2014 aura apporté son lot de confirmations boursières (les Etats-Unis galopent plus vite que l’Europe) mais aussi son lot de surprises : le rouble perd la moitié de sa valeur quand  les actions cotées à Shanghai s’envolent de +58% en un an. Plus proche de nous, la spectaculaire progression des obligations d’Etat allemandes (+12% en un an) est également à ranger parmi les surprises 2014. 

A l’heure des prévisions, on pourrait se poser une question naïve : ces obligations allemandes, championnes de la performance, peuvent-elles faire aussi bien en 2015 qu’en 2014 ?

Les questions simples appellent souvent des réponses élaborées, et celle qui nous occupe n’échappe pas à la règle. Avec un taux de rendement actuariel des emprunts d’Etat allemands de 0,5%, une autre façon de formuler la question évoquée est de se demander quel sera leur rendement actuariel à fin 2015 si ceux-ci gagnent à nouveau 12% cette année.

La réponse variera sans doute d’un modèle de valorisation à l’autre mais avec une constante : le chiffre sera précédé du signe moins. Si les obligations allemandes connaissent la même progression en 2015, leur rendement actuariel atteindra -0,7% environ. Ce résultat est absurde : qui voudra placer de l’argent à 10 ans pour s’assurer un rendement négatif ? On en conclura donc logiquement que les obligations atteindront, au mieux, le cours correspondant à un taux de rendement actuariel nul. Un tel raisonnement conduit à un résultat plus acceptable avec une progression possible des emprunts à 10 ans allemands pour 2015 de 5% au maximum.

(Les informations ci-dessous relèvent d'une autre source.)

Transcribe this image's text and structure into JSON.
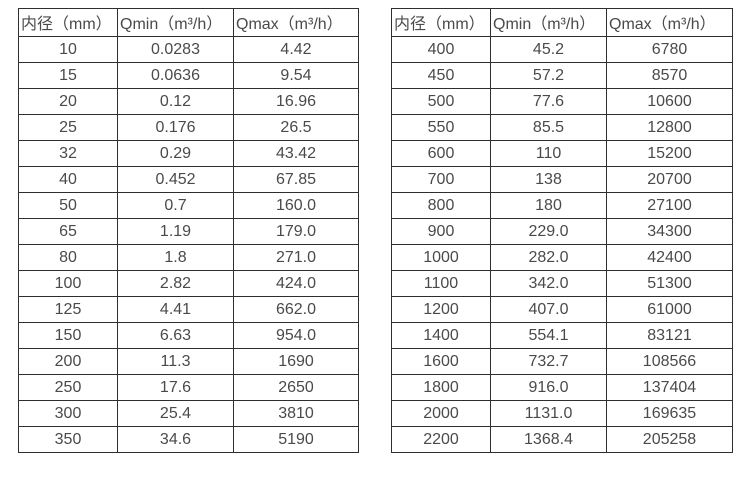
{
  "page": {
    "background": "#ffffff",
    "border_color": "#2e2e2e",
    "text_color": "#4a4a4a"
  },
  "tables": [
    {
      "name": "small-diameter-flow-table",
      "headers": [
        "内径（mm）",
        "Qmin（m³/h）",
        "Qmax（m³/h）"
      ],
      "rows": [
        [
          "10",
          "0.0283",
          "4.42"
        ],
        [
          "15",
          "0.0636",
          "9.54"
        ],
        [
          "20",
          "0.12",
          "16.96"
        ],
        [
          "25",
          "0.176",
          "26.5"
        ],
        [
          "32",
          "0.29",
          "43.42"
        ],
        [
          "40",
          "0.452",
          "67.85"
        ],
        [
          "50",
          "0.7",
          "160.0"
        ],
        [
          "65",
          "1.19",
          "179.0"
        ],
        [
          "80",
          "1.8",
          "271.0"
        ],
        [
          "100",
          "2.82",
          "424.0"
        ],
        [
          "125",
          "4.41",
          "662.0"
        ],
        [
          "150",
          "6.63",
          "954.0"
        ],
        [
          "200",
          "11.3",
          "1690"
        ],
        [
          "250",
          "17.6",
          "2650"
        ],
        [
          "300",
          "25.4",
          "3810"
        ],
        [
          "350",
          "34.6",
          "5190"
        ]
      ]
    },
    {
      "name": "large-diameter-flow-table",
      "headers": [
        "内径（mm）",
        "Qmin（m³/h）",
        "Qmax（m³/h）"
      ],
      "rows": [
        [
          "400",
          "45.2",
          "6780"
        ],
        [
          "450",
          "57.2",
          "8570"
        ],
        [
          "500",
          "77.6",
          "10600"
        ],
        [
          "550",
          "85.5",
          "12800"
        ],
        [
          "600",
          "110",
          "15200"
        ],
        [
          "700",
          "138",
          "20700"
        ],
        [
          "800",
          "180",
          "27100"
        ],
        [
          "900",
          "229.0",
          "34300"
        ],
        [
          "1000",
          "282.0",
          "42400"
        ],
        [
          "1100",
          "342.0",
          "51300"
        ],
        [
          "1200",
          "407.0",
          "61000"
        ],
        [
          "1400",
          "554.1",
          "83121"
        ],
        [
          "1600",
          "732.7",
          "108566"
        ],
        [
          "1800",
          "916.0",
          "137404"
        ],
        [
          "2000",
          "1131.0",
          "169635"
        ],
        [
          "2200",
          "1368.4",
          "205258"
        ]
      ]
    }
  ]
}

La satisfaction intellectuelle qu’apporte ce chiffre est de courte durée : en étudiant la courbe des taux dans son ensemble on constate aujourd’hui que les taux allemands sont déjà négatifs jusqu’à 5 ans. Le placement à long / moyen terme négatif est peut-être une absurdité mais il est pourtant largement répandu dans les faits. A la question naïve évoquée dans l’introduction, la réponse serait plutôt : oui, une progression des obligations allemandes aussi spectaculaire qu’en 2014 est encore possible en 2015. Cela impliquera « simplement » que l’on passe en territoire de taux longs négatifs.

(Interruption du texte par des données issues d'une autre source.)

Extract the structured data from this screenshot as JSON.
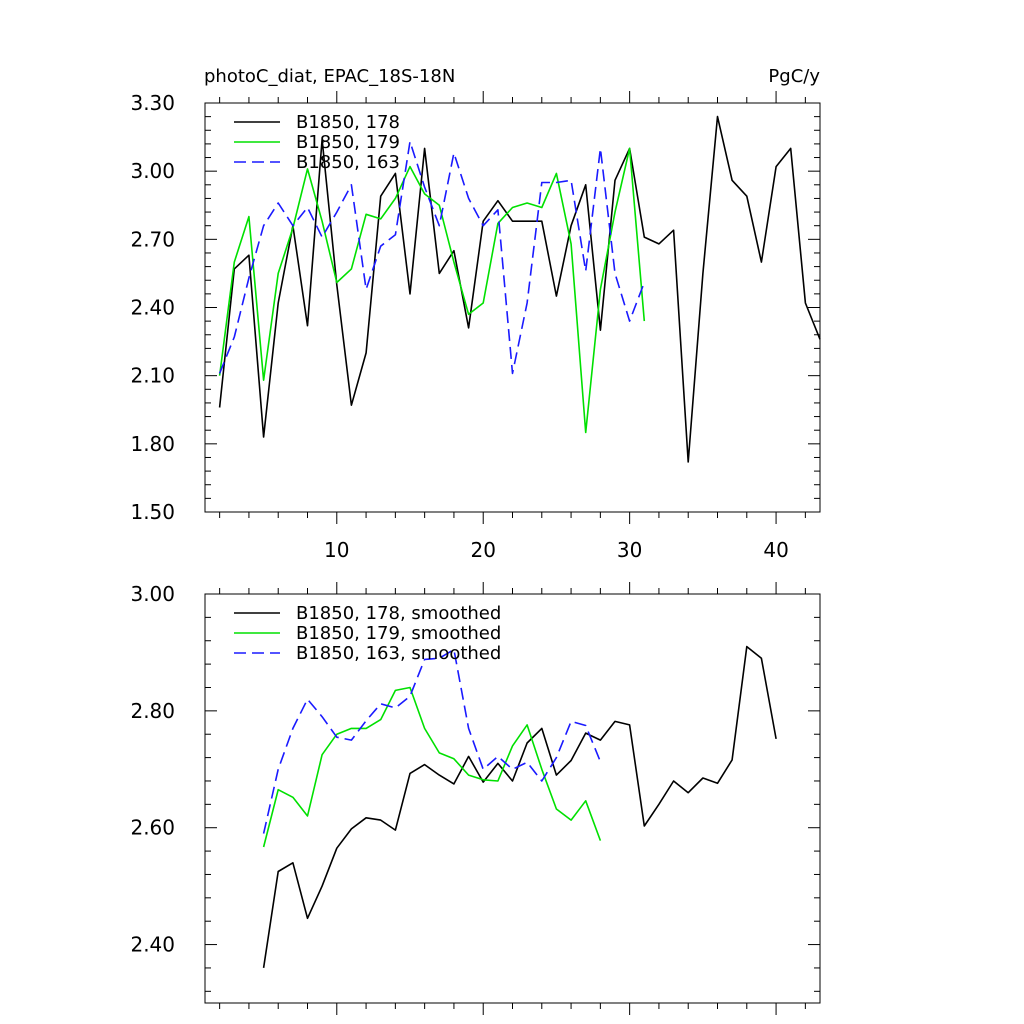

« En Bourse, on sous-estime toujours l’ampleur des mouvements ». La performance du marché obligataire allemand est une belle illustration de ce vieux dicton boursier…

Que le lecteur se rassure : nous avons d’autres idées d’investissement pour 2015 que celle consistant à acheter ces emprunts d’Outre-Rhin ! Nous ne nous positionnerons pas sur la poursuite du mouvement et une éventuelle arrivée des taux à 10 ans en territoire négatif. Néanmoins l’environnement de taux « quasi nuls » en Europe (qu’importe leur signe !) est une réalité bien installée dans l’esprit des investisseurs. Pour battre cette stratégie passive en 2015, il nous faudra plus d’imagination et sans doute plus de prise de risques. Cette réalité passera aussi par la recherche de métiers à forte génération de liquidités… et surtout par l’acceptation d’un surcroît de volatilité, contrepartie inéluctable d’une rémunération potentielle significativement positive.